Would a theory with model $\{\}$ be consistent?

Question

I don't know much about model theory, but it was suggested in another math forum that a theory with model $\{ \}$ would be consistent. Is this correct?

Answer 1

If $T$ is inconsistent then it proves any statement of first order logic and so it proves also $\exists x \exists y. \neg (x=y) $ so the empty set is not a model.

Answer 2

This is really up to convention.

In most cases it is convenient to disallow the empty set from being a model of anything. It helps simplifying a lot of statements, for example: "Every finite partial order has a maximal element" is false if we allow the empty set to be a model of the theory of partial orders; another example would be the inference rule $\forall x\varphi\rightarrow\exists x\varphi$ (which in turns implies that the empty set is never a model of a consistent theory, since $\forall x(x=x)\rightarrow\exists x(x=x)$, so in particular there is some $x$ in the universe).

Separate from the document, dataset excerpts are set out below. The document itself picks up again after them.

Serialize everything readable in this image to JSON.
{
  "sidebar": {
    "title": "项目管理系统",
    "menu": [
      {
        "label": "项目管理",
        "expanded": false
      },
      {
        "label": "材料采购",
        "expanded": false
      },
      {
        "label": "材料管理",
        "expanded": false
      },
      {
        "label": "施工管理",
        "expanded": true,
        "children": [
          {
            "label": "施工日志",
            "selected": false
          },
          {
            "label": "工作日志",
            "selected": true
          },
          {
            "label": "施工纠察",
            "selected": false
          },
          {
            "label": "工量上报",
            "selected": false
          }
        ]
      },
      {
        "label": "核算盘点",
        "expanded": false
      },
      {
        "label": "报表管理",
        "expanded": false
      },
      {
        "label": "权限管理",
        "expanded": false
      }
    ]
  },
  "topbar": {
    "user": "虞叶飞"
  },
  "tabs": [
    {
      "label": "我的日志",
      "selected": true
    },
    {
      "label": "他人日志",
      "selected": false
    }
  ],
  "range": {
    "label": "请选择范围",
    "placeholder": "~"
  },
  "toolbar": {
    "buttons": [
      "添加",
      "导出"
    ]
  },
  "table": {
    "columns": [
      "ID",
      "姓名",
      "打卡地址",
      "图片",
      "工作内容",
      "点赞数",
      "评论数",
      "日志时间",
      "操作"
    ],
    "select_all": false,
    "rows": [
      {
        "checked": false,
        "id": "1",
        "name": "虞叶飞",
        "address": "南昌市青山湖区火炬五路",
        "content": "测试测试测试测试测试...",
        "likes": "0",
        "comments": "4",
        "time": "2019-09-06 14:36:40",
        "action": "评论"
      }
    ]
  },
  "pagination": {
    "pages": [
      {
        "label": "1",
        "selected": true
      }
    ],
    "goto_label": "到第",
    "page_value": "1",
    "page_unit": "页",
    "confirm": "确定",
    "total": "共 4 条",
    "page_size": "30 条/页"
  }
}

On the other hand, in cases like ordinals and the likes, it is convenient to have the empty set as a partial order, as it simplifies a lot of things when dealing with ordinals. And certainly there are other examples of this nature elsewhere.

Answer 3

If an axiom/inference set has any model at all, then it is as consistent as model theory. That includes having a model with an empty universe.

This comes from the fact that if $A$ is consistent, and $A \vdash B$, then $B$ is consistent. Here $A$ is your possibly empty model + model theory, and $B$ is your axioms/inferences.